COMPUTATIONAL SEPARATION BETWEEN CONVOLU-TIONAL AND FULLY-CONNECTED NETWORKS

Abstract

Convolutional neural networks (CNN) exhibit unmatched performance in a multitude of computer vision tasks. However, the advantage of using convolutional networks over fully-connected networks is not understood from a theoretical perspective. In this work, we show how convolutional networks can leverage locality in the data, and thus achieve a computational advantage over fully-connected networks. Specifically, we show a class of problems that can be efficiently solved using convolutional networks trained with gradient-descent, but at the same time is hard to learn using a polynomial-size fully-connected network.

1. INTRODUCTION

Convolutional neural networks (LeCun et al., 1998; Krizhevsky et al., 2012) achieve state-of-the-art performance on every possible task in computer vision. However, while the empirical success of convolutional networks is indisputable, the advantage of using them is not well understood from a theoretical perspective. Specifically, we consider the following fundamental question: Why do convolutional networks (CNNs) perform better than fully-connected networks (FCNs)? Clearly, when considering expressive power, FCNs have a big advantage. Since convolution is a linear operation, any CNN can be expressed using a FCN, whereas FCNs can express a strictly larger family of functions. So, any advantage of CNNs due to expressivity can be leveraged by FCNs as well. Therefore, expressive power does not explain the superiority of CNNs over FCNs. There are several possible explanations to the superiority of CNNs over FCNs: parameter efficiency (and hence lower sample complexity), weight sharing, and locality prior.

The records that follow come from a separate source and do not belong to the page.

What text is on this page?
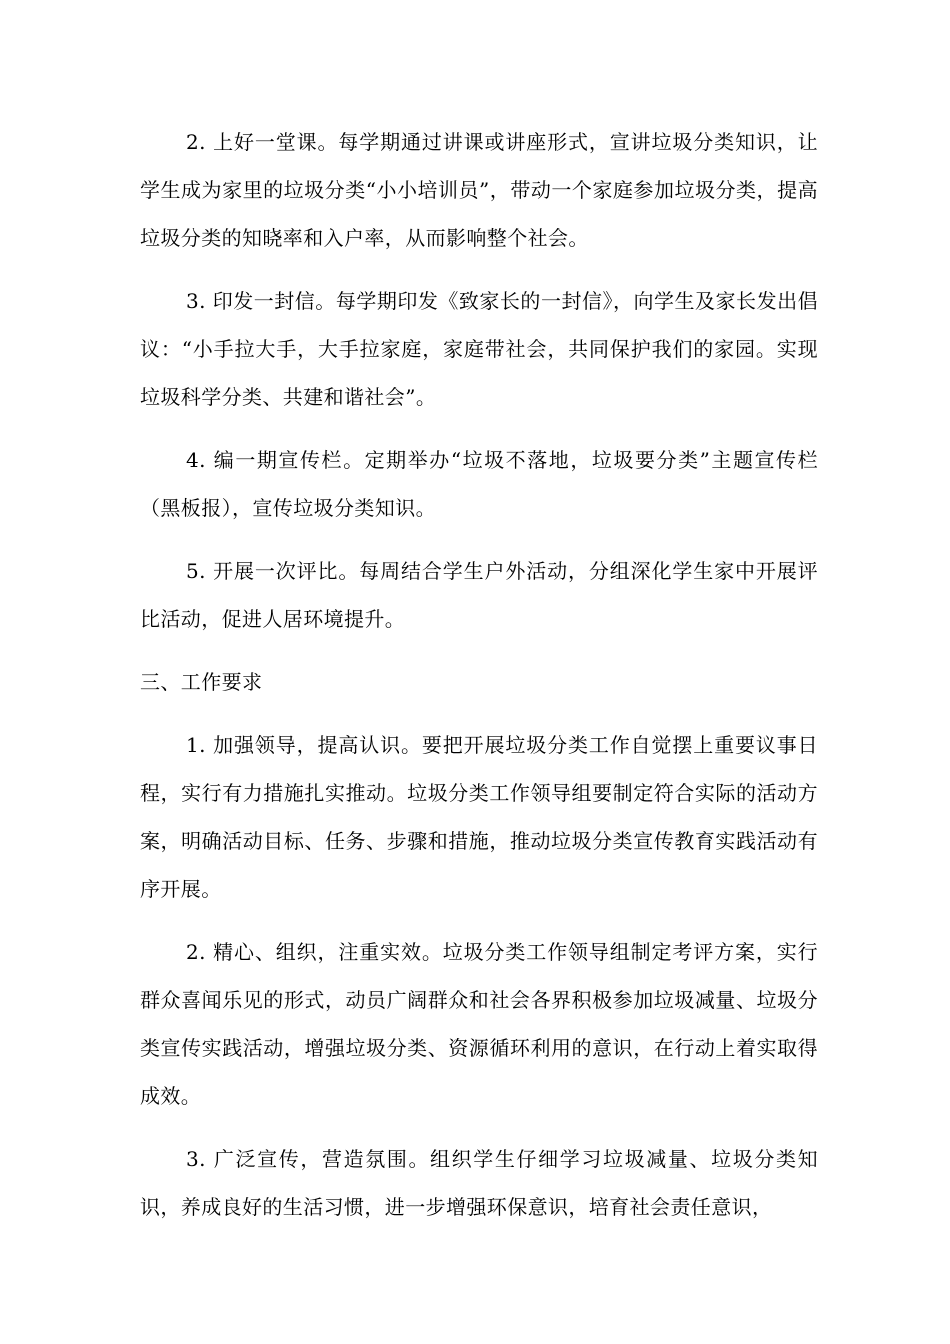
2. 上好一堂课。每学期通过讲课或讲座形式，宣讲垃圾分类知识，让学生成为家里的垃圾分类“小小培训员”，带动一个家庭参加垃圾分类，提高垃圾分类的知晓率和入户率，从而影响整个社会。

3. 印发一封信。每学期印发《致家长的一封信》，向学生及家长发出倡议：“小手拉大手，大手拉家庭，家庭带社会，共同保护我们的家园。实现垃圾科学分类、共建和谐社会”。

4. 编一期宣传栏。定期举办“垃圾不落地，垃圾要分类”主题宣传栏（黑板报），宣传垃圾分类知识。

5. 开展一次评比。每周结合学生户外活动，分组深化学生家中开展评比活动，促进人居环境提升。

三、工作要求

1. 加强领导，提高认识。要把开展垃圾分类工作自觉摆上重要议事日程，实行有力措施扎实推动。垃圾分类工作领导组要制定符合实际的活动方案，明确活动目标、任务、步骤和措施，推动垃圾分类宣传教育实践活动有序开展。

2. 精心、组织，注重实效。垃圾分类工作领导组制定考评方案，实行群众喜闻乐见的形式，动员广阔群众和社会各界积极参加垃圾减量、垃圾分类宣传实践活动，增强垃圾分类、资源循环利用的意识，在行动上着实取得成效。

3. 广泛宣传，营造氛围。组织学生仔细学习垃圾减量、垃圾分类知识，养成良好的生活习惯，进一步增强环保意识，培育社会责任意识，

The main result of this paper is arguing that locality is a key factor by proving a computational separation between CNNs and FCNs based on locality. But, before that, let's discuss the other possible explanations. First, we observe that CNNs seem to be much more efficient in utilizing their parameters. A FCN needs to use a greater number of parameters compared to an equivalent CNN: each neuron of a CNN is limited to a small receptive field, and moreover, many of the parameters of the CNN are shared. From classical results in learning theory, using a large number of parameters may result in inferior generalization. So, can the advantage of CNNs be explained simply by counting parameters?



Figure 1: Comparison between CNN and FCN of various depths (2/4/6) and widths, trained for 125 epochs with RMSprop optimizer.